Is there enough time to get Brexit trade deals done?
By Joe Harker
Boris Johnson has been adamant that a trade deal between the UK and EU can be completed by the end of the year.
He's so sure of himself that he has amended the Brexit bill to rule out extending the transition period beyond December, though his majority is so strong that he could just overturn it later on.
However, the prime minister has reportedly insisted that there is no chance of him extending the transition period even if he needs to. He failed to get Brexit done on October 31 despite repeatedly promising to, so he's desperate not to mess it up again.
Ursula von der Leyen, the new European Commission president, said it would be "impossible" to get a full Brexit trade deal done by the end of 2020.
The UK and EU will have 11 months to strike a trade deal and it's not enough time to get one done that covers every area of the economy. Since Johnson has boxed himself in on the timetable it would appear as though there's not enough time to get everything completed.
If a trade deal isn't secured then something resembling a no deal Brexit is back on the table and von der Leyen's warning that "you cannot expect to agree every single aspect of our new partnership" in less than a year makes that a real concern.
Trade deals take years to complete and a comprehensive agreement between the UK and EU that gets done in 11 months is considered fanciful by most.
Failing to get a trade deal done and refusing to extend the transition period means defaulting to WTO rules and being hit with damaging tariffs.
The Counter Claim:
Brexit secretary Steve Barclay says the UK and EU had agreed in the political declaration to get a trade deal done by the end of the year and insisted he was "confident" it would happen.
Back in the real world the actual answer is that a trade deal doesn't have to touch upon every area of the economy. A rushed, bare bones trade deal could be good enough and the details could be sorted out later.
A so called "low alignment deal" would be a mess to sort out but it could be done in the 11 month timeframe.
It would be a deal that left the UK "distant" from the EU and facing several barriers to trade, but not the disastrous no deal scenario.
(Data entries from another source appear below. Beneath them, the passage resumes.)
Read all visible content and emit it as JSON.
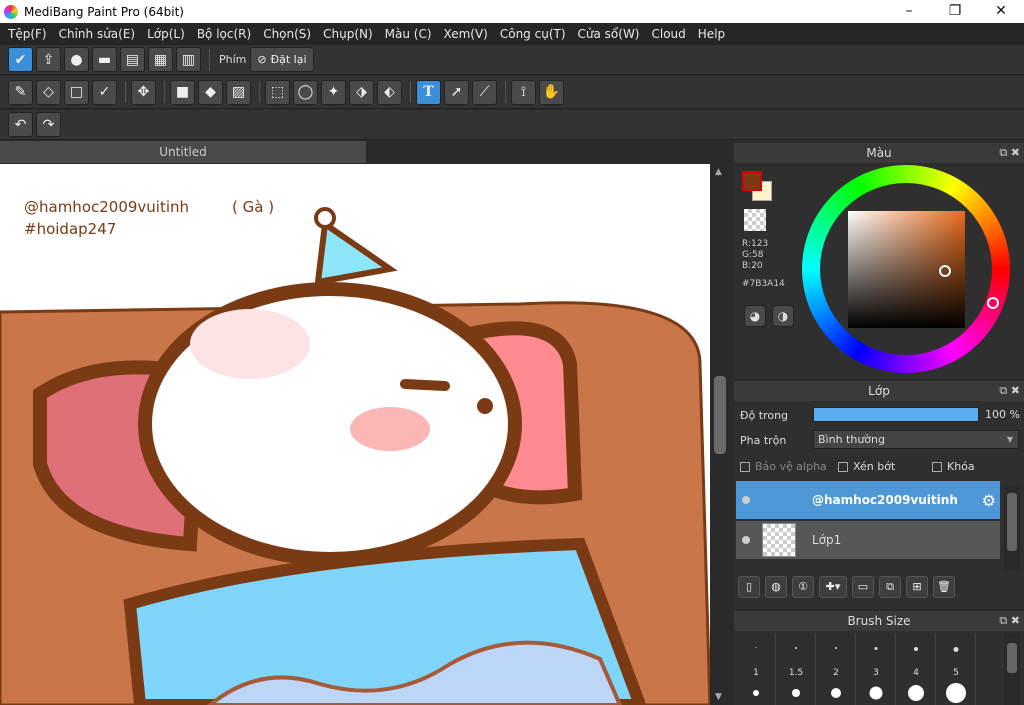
{
  "window": {
    "title": "MediBang Paint Pro (64bit)",
    "minimize": "–",
    "maximize": "❐",
    "close": "✕"
  },
  "menu": [
    "Tệp(F)",
    "Chỉnh sửa(E)",
    "Lớp(L)",
    "Bộ lọc(R)",
    "Chọn(S)",
    "Chụp(N)",
    "Màu (C)",
    "Xem(V)",
    "Công cụ(T)",
    "Cửa sổ(W)",
    "Cloud",
    "Help"
  ],
  "toolbar1": {
    "phim_label": "Phím",
    "reset_label": "Đặt lại"
  },
  "doc": {
    "tab_title": "Untitled"
  },
  "canvas": {
    "text_line1": "@hamhoc2009vuitinh",
    "text_ga": "( Gà )",
    "text_line2": "#hoidap247"
  },
  "color_panel": {
    "title": "Màu",
    "r": "R:123",
    "g": "G:58",
    "b": "B:20",
    "hex": "#7B3A14",
    "fg_color": "#7B3A14"
  },
  "layer_panel": {
    "title": "Lớp",
    "opacity_label": "Độ trong",
    "opacity_value": "100 %",
    "opacity": 1.0,
    "blend_label": "Pha trộn",
    "blend_value": "Bình thường",
    "protect_alpha": "Bảo vệ alpha",
    "clipping": "Xén bớt",
    "lock": "Khóa",
    "layers": [
      {
        "name": "@hamhoc2009vuitinh",
        "selected": true
      },
      {
        "name": "Lớp1",
        "selected": false
      }
    ]
  },
  "brush_panel": {
    "title": "Brush Size",
    "sizes": [
      "1",
      "1.5",
      "2",
      "3",
      "4",
      "5"
    ]
  }
}
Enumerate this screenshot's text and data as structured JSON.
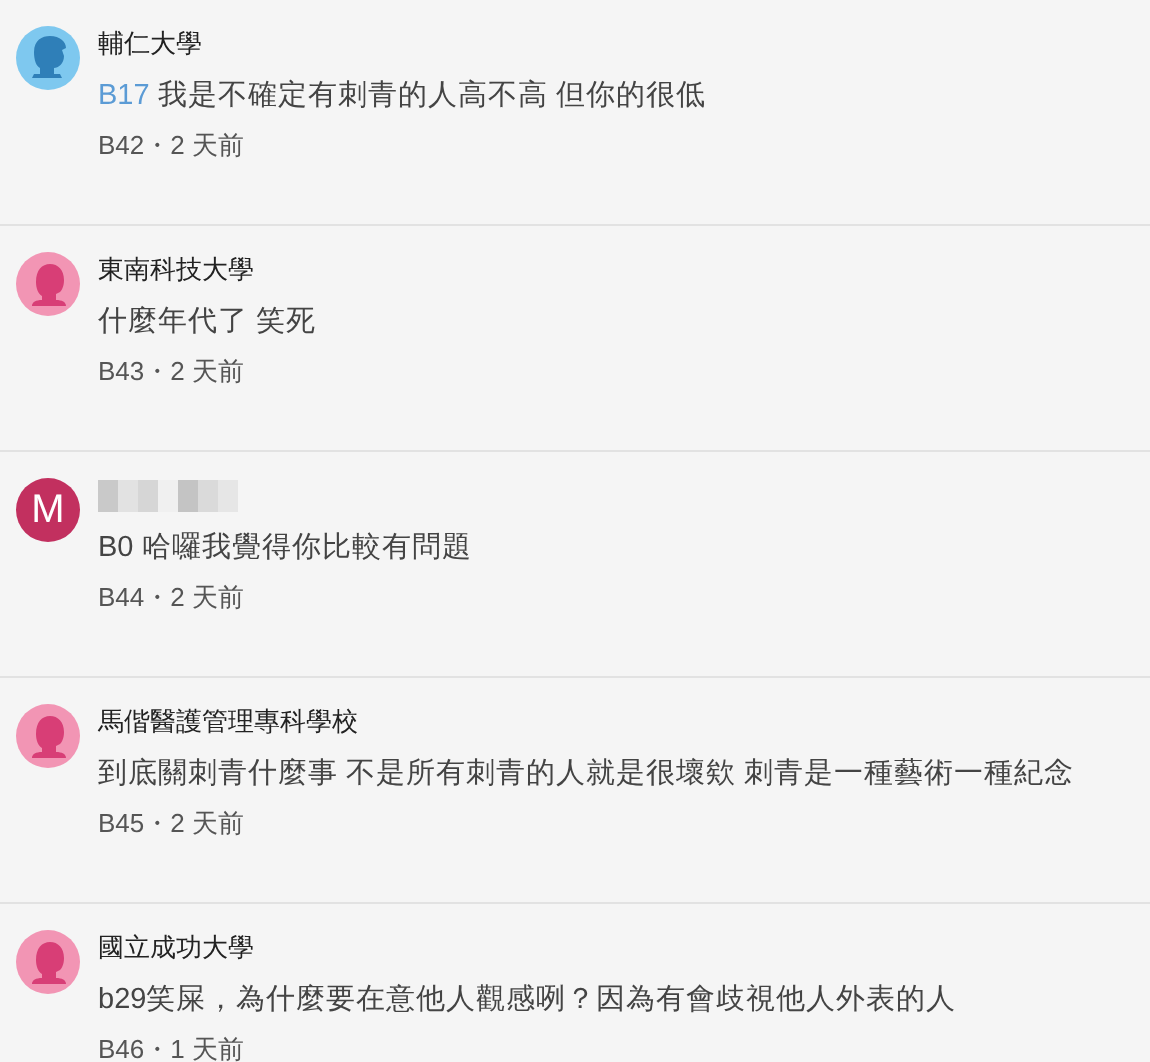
{
  "comments": [
    {
      "avatar": {
        "kind": "male"
      },
      "author": "輔仁大學",
      "reply_to": "B17",
      "text": "我是不確定有刺青的人高不高 但你的很低",
      "meta": "B42・2 天前"
    },
    {
      "avatar": {
        "kind": "female"
      },
      "author": "東南科技大學",
      "text": "什麼年代了 笑死",
      "meta": "B43・2 天前"
    },
    {
      "avatar": {
        "kind": "letter",
        "letter": "M"
      },
      "author_hidden": true,
      "text": "B0 哈囉我覺得你比較有問題",
      "meta": "B44・2 天前"
    },
    {
      "avatar": {
        "kind": "female"
      },
      "author": "馬偕醫護管理專科學校",
      "text": "到底關刺青什麼事 不是所有刺青的人就是很壞欸  刺青是一種藝術一種紀念",
      "meta": "B45・2 天前"
    },
    {
      "avatar": {
        "kind": "female"
      },
      "author": "國立成功大學",
      "text": "b29笑屎，為什麼要在意他人觀感咧？因為有會歧視他人外表的人",
      "meta": "B46・1 天前"
    }
  ]
}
11 months is not enough time to get a proper trade deal done but it ought to be enough to rush something through which might be built on later.
The UK will officially leave the EU on January 31, though the transition period will begin and continue until the end of the year.
If the UK comes to the end of the transition period without getting a trade deal then it
The British government has stopped planning for a no deal Brexit, though the EU haven't in case a trade deal isn't struck by the end of the year.